Mães há muitas

Os dentes também servem para morder
Devíamos nascer já com os dentes todos na boca. Bebés a arreganhar os dentinhos no primeiro choro de vida. Porque os dentes de leite nascem, um a um. Para depois caírem, um a um. Para depois ainda romperem novos dentes, supostamente até ao fim da vida, para quem os estimar. Este dente-por-dente é uma tortura pouco humana para uma raça evoluída.
Além de que os dentes deviam ser de cimento branquinho e inquebráveis. Acabavam-se os sorrisos amarelos e erámos todos mais felizes.
Há várias noites que ninguém dorme cá em casa. Estão quatro dentes a nascer, ao mesmo tempo, à minha filha. Podia ser apenas um, mas não, estamos perante quadrigémeos. À noite ouvem-se gemidos e gritinhos. De dia, a miúda tem ataques de canibalismo com qualquer coisa que agarre para levar à boca. Ontem, dei com ela a trincar uma porta. A coisa podia ficar por aqui. Mas vêm mais dentes a caminho para morder os nervos à família.
E para quê este denticídio? A maior parte dos humanos morre careca das gengivas, tal como nasceu. Não conto com placas ou implantes. Estou convencida é que estas dores de crescimento são um mal desnecessário.
Claro que é bom ter dentinhos para trincar um prego e ficarmos com a bifana pendurada na boca ou para dizer a alguém que “tens uma coisinha verde entre os dentes”. Mas a verdade é que podíamos viver sem este entretenimento oral. Bastava sermos todos desdentados. E evitávamos ouvir um “tens dentinhos até ao rabo” quando estamos esganados de fome.

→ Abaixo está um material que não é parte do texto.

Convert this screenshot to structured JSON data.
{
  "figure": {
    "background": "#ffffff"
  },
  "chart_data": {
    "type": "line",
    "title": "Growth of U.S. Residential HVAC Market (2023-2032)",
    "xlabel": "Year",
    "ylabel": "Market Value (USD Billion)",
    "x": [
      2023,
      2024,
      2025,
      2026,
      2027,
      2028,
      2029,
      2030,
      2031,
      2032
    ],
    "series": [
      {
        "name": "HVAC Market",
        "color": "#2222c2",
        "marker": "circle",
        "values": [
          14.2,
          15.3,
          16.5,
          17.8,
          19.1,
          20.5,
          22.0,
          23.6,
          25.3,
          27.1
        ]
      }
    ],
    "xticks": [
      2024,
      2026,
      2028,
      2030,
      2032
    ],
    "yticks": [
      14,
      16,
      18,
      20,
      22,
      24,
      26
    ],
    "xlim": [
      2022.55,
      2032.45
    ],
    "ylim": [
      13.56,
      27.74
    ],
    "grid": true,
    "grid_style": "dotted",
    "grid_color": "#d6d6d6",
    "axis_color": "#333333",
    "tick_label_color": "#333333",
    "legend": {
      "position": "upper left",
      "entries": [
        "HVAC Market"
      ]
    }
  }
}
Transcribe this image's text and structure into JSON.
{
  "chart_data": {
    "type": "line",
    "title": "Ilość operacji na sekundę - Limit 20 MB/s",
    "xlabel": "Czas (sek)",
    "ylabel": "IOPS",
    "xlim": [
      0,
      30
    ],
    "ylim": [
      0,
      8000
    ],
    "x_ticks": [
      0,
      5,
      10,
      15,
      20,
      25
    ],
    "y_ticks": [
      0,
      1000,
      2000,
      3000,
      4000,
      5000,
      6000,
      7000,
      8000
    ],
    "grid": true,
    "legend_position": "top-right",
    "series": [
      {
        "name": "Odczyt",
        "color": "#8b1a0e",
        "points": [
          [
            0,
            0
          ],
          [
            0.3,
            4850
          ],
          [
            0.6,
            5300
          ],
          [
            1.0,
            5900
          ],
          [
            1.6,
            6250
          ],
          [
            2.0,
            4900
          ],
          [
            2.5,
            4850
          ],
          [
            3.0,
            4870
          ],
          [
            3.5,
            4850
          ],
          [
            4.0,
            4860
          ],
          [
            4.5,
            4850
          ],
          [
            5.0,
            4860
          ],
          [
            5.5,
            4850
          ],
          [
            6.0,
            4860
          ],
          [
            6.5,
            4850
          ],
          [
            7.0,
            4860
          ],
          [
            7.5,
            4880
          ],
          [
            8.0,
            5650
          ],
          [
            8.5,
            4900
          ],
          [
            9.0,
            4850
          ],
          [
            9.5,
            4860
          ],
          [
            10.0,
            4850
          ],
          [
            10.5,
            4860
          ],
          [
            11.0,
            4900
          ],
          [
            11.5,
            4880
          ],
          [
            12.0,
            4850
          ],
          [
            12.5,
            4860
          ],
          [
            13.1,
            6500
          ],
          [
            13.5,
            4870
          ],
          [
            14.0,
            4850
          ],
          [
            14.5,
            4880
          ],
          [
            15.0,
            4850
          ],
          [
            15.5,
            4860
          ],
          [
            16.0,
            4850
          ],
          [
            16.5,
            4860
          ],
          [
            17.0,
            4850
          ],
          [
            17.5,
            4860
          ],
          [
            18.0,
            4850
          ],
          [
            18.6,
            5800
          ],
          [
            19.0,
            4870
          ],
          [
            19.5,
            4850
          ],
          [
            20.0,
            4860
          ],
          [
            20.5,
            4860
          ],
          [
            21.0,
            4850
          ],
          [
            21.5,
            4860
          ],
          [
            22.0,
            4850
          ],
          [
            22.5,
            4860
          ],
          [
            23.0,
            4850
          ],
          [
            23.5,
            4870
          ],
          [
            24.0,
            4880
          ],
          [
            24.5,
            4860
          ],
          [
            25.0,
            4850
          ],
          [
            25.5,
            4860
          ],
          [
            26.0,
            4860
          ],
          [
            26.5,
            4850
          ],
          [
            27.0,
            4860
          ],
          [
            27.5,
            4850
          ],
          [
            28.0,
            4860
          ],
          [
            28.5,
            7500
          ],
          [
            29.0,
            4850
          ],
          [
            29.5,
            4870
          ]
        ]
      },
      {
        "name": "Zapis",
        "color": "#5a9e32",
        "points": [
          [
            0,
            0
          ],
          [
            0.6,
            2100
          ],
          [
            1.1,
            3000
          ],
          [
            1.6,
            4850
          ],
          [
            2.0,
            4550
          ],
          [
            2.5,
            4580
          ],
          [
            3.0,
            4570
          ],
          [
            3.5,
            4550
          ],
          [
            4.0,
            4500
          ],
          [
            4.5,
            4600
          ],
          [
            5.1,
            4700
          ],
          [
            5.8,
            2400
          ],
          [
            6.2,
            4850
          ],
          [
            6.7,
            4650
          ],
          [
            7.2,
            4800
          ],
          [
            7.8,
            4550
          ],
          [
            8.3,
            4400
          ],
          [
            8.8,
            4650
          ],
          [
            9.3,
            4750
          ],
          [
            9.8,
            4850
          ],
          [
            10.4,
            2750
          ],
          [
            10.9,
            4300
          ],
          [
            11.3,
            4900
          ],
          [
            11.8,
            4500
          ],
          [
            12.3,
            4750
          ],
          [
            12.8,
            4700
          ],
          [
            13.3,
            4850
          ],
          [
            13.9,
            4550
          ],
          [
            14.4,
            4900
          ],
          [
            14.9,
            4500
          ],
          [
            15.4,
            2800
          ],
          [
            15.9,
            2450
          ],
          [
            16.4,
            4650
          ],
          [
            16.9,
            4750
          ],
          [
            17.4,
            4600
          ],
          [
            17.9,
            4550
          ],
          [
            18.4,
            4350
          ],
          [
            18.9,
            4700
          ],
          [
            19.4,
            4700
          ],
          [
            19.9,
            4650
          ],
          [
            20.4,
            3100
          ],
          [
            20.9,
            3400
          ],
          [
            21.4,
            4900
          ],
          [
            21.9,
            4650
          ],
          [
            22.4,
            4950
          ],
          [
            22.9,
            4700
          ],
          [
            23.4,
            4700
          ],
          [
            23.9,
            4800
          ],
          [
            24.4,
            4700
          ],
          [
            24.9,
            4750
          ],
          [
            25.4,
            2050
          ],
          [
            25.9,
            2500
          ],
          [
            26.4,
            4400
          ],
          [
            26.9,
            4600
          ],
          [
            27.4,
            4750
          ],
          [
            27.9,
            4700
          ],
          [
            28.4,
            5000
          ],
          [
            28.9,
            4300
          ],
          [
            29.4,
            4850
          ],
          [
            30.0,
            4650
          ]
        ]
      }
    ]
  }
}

Quanto à Fada dos Dentinhos, que se lixe a senhora: sabemos bem que ela não existe. Ninguém transforma dentes em estrelas no céu. Aliás, o céu está cheio. Com dentes, avós, cãezinhos, chuchas…. Por culpa dos pais que decidem enviar lá para cima as suas explicações para tudo o que deixa de existir.
Outra coisa que se evitava era lermos notícias sobre a existência de um jovem alemão, 23 anos e dentes impecáveis, que fez um buraco em cada bochecha, onde colocou um alargador, para se verem os dentes de perfil. Bonito. Aposto que este miúdo já devia morder na creche.
Ter dentes só para mastigar, cortar, triturar não basta para compensar as dores, cáries e ídas ao dentista. Se temos de viver conjugalmente com os nossos dentes, deviamos tirar mais partido da relação. Porque precisamos de uma boa razão que compense esta estucha. E só me ocorre uma: morder. É o que os bebés fazem. A Laura que morda tudo o que puder agora, não lhe tiro esse gostinho. Porque morder pode ser uma forma de expressão eficaz quando as palavras não resultam.
Toca a fincar a dentadura em quem nos apetecer. Resolver as coisas à dentada fazendo justiça com os nossos próprios dentes. Por exemplo, hoje estou capaz de morder a funcionária do centro de saúde. Na orelha, para que ela fique impedida de atender mais chamadas telefónicas aos utentes. Só que, em vez disso, vou acabar por morder a própria língua e esboçar um sorrisinho amarelo para conseguir o raio da consulta do dia para a Laura.